For whats its worth: I recently watched a Ronnie Coleman movie (very entertaining I might add) and he went to see a chriopractor. He said he went once a week and it has been great for him. He named several injuries they got him through, and attested they prevent many other injuries.

One lady went across just about all of his muscles grinding her elbow into him. He said it hurt, butis worth it. He then went to another room where a doc cracked his back and neck.

I personally have not had any luck with them. I saw one for about a year when I was 16 after an auto accident and it did nothing for me. Never been back.

I went to chiropracter when I was 15 for lower back pain. He adjusted my spine and neck, did some EKG stimulation and it did nothing at all to relieve my problem. As I know now my lower back pain was caused from excessively tight hamstrings, poor hip & ankle mobility, weak abs/posterior chain.

I started working on all of these inefficencies (via much of thes stuff from Cressey and Robertson’s MM2 DVD) and after about a month my back pain was totally gone and haven’t had any trouble since.

On the similar note, I think a few Athletic Trainer’s idiots (It’s most likely just my bad experiences with a couple of idiots). I had arthroscopic bankart repair surgery on my shoulder when i was 17(after several dislocations). Rehabbed and all that good stuff and everything was back to normal. My Freshman year of college playing DII football, took a freak hit on a fumble recovery and dislocated it again. The AT’s reduced my shoulder and were asking me about my previous surgery.

When I told them I had Bankart Lesion repair surgery they said somebody must be using the wrong terminolory because they’ve never heard of such surgery. What the hell, I’ve been to two orthapaedic surgeons and two PT’s and this is rather common surgery with shoulder dislocations/torn labrums.

I have since transferred(but no longer play football). The AT department at my previous school was also in charge of the strength and conditioning programs for the athletic department, totally bullshit there as well. Lots of bosu ball/swiss ball/unstable surface training bullshit. With my past experiences I’ve come to believe that most Athletic Trainers are just glorified water boys/girls who can tape a mean ankle.

And have a pretty poor grasp of the muscoloskeletal system and and overall poor view of how to manage a proper training program for an athlete(which in my mind is something they should be rather well versed in).
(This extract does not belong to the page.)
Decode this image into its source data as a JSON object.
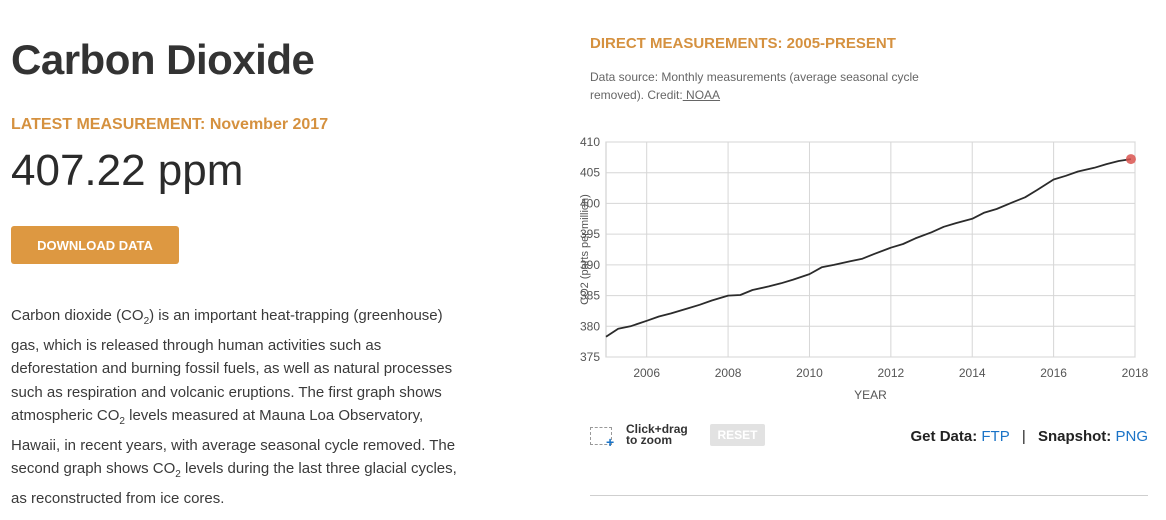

But back to chiropractic…I have also found as others if you can find somebody who is an ART practictioner and uses other modalities such as massage, mobility work etc. your probably in good hands.

As far as the subluxations and what not I’m not real sure what to make of it but I agree with others, I’m not too excited about somebody jerking my neck around…

It’s obvious the degree of knowledge when it comes to the human body varies between different professions. The belief that your nervous system has nothing to do with every other organ in your body sounds quack to me. I suggest you treat the body as a whole and yes…your spine is a part of that. Everyone here trains regularly and maintains a regular diet. I find it hard to believe that you feel there is no need to maintain your spine.